In addition to providing less resource-intensive care while a patient is in the hospital, HMOs also discharged both stroke and colon cancer patients to lower-cost settings than did FFS providers. For stroke patients, HMOs discharged a higher proportion to nursing homes and a lower proportion to rehabilitation hospitals, which tend to be substantially more expensive and provide more extensive rehabilitative services. For colon cancer patients, HMOs discharged patients to their homes more often and to nursing homes or rehabilitation hospitals less often. We have no followup data on the quality of life or recovery time for either group of patients, so it is not possible to determine whether these differences in post-hospital care are evidence of HMOs' greater cost-effectiveness or of poorer care. We know only that these differences did not affect hospital readmission rates for patients with either condition.

Access to Ambulatory Care Matches FFS

We observed no consistent pattern of differences between HMO and FFS patients in the likelihood of receiving medical attention for three common, chronic problems of elderly people (Table 3). HMOs consistently use resources less intensively, however. HMO members and FFS beneficiaries were equally likely to have experienced each of the three health problems—joint pain, urinary incontinence, and chest pain. There were differences between the two groups in the proportion seeking and receiving medical attention, ranging from HMO members being significantly more likely than non-enrollees to visit a physician for their joint pain, equally likely to see a physician for incontinence, and significantly less likely to see a physician for chest pains. Further investigation of HMO patients with chest pain who did not see a doctor revealed that none of these individuals had sought care. This absence of evidence of differences in access to care contrasts markedly with the sizable differences in the type and quantity of resources used in their treatment. For each of these conditions, HMO members were less likely than FFS patients to see a specialist, less likely to have a followup visit scheduled, and less likely to have their progress monitored. HMOs also administered X-rays less often (but only for patients with urinary incontinence). However, HMOs prescribed medication more often for patients with joint pain. No differences were observed in prescribed treatments or use of specific diagnostic tests.

Table 3. Medicare HMO Effects on Ambulatory Outcomes.

Symptom Response Joint Pain Urinary Incontinence Chest Pain



HMO FFS Impact HMO FFS Impact HMO FFS Impact
Sample Size 2,243 2,009 946 764 556 524
Percent No Longer Experiencing Problem 22.7 22.1 0.6 46.6 51.2 −4.6 43.7 45.1 −1.4
Percent Whose Symptoms Improved (for Those Still Experiencing Symptoms) 29.3 36.5 *−7.2 35.6 29.2 6.4 39.3 44.4 −5.1
*

Statistically significant at the .05 level (two-tailed test).

NOTES: HMO is health maintenance organization. FFS is fee-for-service.

As with inpatient care, ambulatory outcomes were quite similar for HMO and FFS patients, despite the lower use of resources by HMOs. The estimated effect of HMOs on the likelihood that a patient was symptom-free at the time of the interview was not statistically significant for any of the three conditions. Of those who were still experiencing joint pain, HMO patients were less likely than FFS patients to indicate that their symptoms had improved; no such difference was observed among patients still experiencing urinary incontinence or chest pain. Taken together, these outcome measures suggest that the ambulatory care received by HMO patients is of comparable quality to that received by FFS patients. The lower level of services rendered appears to be due to the elimination of discretionary services.
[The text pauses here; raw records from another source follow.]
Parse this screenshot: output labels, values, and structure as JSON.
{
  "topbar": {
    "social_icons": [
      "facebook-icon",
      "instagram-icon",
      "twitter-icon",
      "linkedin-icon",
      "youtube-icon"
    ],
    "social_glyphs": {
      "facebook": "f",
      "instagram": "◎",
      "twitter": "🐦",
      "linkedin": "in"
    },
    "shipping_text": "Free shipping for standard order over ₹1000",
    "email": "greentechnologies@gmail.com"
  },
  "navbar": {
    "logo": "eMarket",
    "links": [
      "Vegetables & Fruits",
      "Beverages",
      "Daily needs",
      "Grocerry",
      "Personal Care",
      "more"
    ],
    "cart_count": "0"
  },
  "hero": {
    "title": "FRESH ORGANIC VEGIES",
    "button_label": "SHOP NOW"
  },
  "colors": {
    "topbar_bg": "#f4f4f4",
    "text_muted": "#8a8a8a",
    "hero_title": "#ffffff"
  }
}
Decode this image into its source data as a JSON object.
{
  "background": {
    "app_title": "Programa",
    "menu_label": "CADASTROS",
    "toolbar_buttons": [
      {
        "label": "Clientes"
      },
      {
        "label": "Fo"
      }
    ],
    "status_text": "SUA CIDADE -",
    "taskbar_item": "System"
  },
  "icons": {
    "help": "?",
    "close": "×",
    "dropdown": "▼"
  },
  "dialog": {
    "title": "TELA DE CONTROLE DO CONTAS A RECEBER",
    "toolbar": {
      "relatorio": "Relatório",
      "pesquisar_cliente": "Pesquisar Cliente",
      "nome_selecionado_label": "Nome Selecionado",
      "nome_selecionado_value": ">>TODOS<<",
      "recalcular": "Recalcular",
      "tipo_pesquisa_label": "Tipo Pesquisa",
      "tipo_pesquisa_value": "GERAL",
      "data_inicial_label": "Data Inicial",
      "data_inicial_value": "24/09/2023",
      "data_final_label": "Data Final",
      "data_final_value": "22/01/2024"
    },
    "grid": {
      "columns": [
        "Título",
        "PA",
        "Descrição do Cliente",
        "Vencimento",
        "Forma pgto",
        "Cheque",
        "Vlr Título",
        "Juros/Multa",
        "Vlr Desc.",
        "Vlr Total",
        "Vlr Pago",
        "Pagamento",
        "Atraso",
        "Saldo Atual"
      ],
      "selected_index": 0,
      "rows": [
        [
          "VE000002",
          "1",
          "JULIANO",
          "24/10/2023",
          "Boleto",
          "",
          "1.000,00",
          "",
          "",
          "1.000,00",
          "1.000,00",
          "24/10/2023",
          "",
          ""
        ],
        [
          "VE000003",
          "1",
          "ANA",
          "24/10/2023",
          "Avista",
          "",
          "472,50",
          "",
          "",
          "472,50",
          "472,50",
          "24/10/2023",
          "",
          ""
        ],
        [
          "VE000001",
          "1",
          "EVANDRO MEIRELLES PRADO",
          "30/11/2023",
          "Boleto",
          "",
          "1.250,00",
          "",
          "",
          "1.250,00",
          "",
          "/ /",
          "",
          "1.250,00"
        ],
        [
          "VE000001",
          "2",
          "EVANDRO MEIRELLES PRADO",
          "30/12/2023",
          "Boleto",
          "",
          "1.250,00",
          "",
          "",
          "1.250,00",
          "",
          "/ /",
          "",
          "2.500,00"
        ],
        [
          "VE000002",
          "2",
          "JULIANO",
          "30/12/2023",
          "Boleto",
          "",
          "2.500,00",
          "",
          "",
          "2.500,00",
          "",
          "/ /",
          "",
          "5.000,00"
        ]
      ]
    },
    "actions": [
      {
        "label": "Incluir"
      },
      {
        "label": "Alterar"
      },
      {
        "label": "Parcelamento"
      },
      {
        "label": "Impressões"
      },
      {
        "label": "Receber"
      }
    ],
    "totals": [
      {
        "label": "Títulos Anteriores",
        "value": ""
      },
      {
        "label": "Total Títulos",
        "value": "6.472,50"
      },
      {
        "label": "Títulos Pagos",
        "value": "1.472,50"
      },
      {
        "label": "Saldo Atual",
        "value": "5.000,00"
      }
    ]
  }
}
Enrollees' Satisfaction with HMOs is Mixed

More than 90 percent of both HMO enrollees and FFS beneficiaries rated various dimensions of their care as good or excellent. On virtually every dimension examined except cost, however, enrollees were significantly less likely than non-enrollees to rate their care as excellent. Enrollees were less likely to rate their level of satisfaction as excellent for measures of the care process (for example, explanations given by their physicians or attention they received as a patient), the structure of care (ease of obtaining care, waiting times, and ease of seeing the physician of their choice), and the perceived quality and outcomes of care (thoroughness of examinations and overall results of care received). On the other hand, enrollees were much more likely to rate their satisfaction with out-of-pocket costs as excellent and identified significantly fewer instances of needing various types of health care for which they did not have coverage.

Another rough indicator of satisfaction—the proportion of enrollees who left the risk program within the first year of enrollment—suggests that a sizable proportion of new enrollees are not satisfied. Of the beneficiaries who joined a risk plan voluntarily, 20 percent dropped out within 12 months after joining, although the rates varied widely across risk plans.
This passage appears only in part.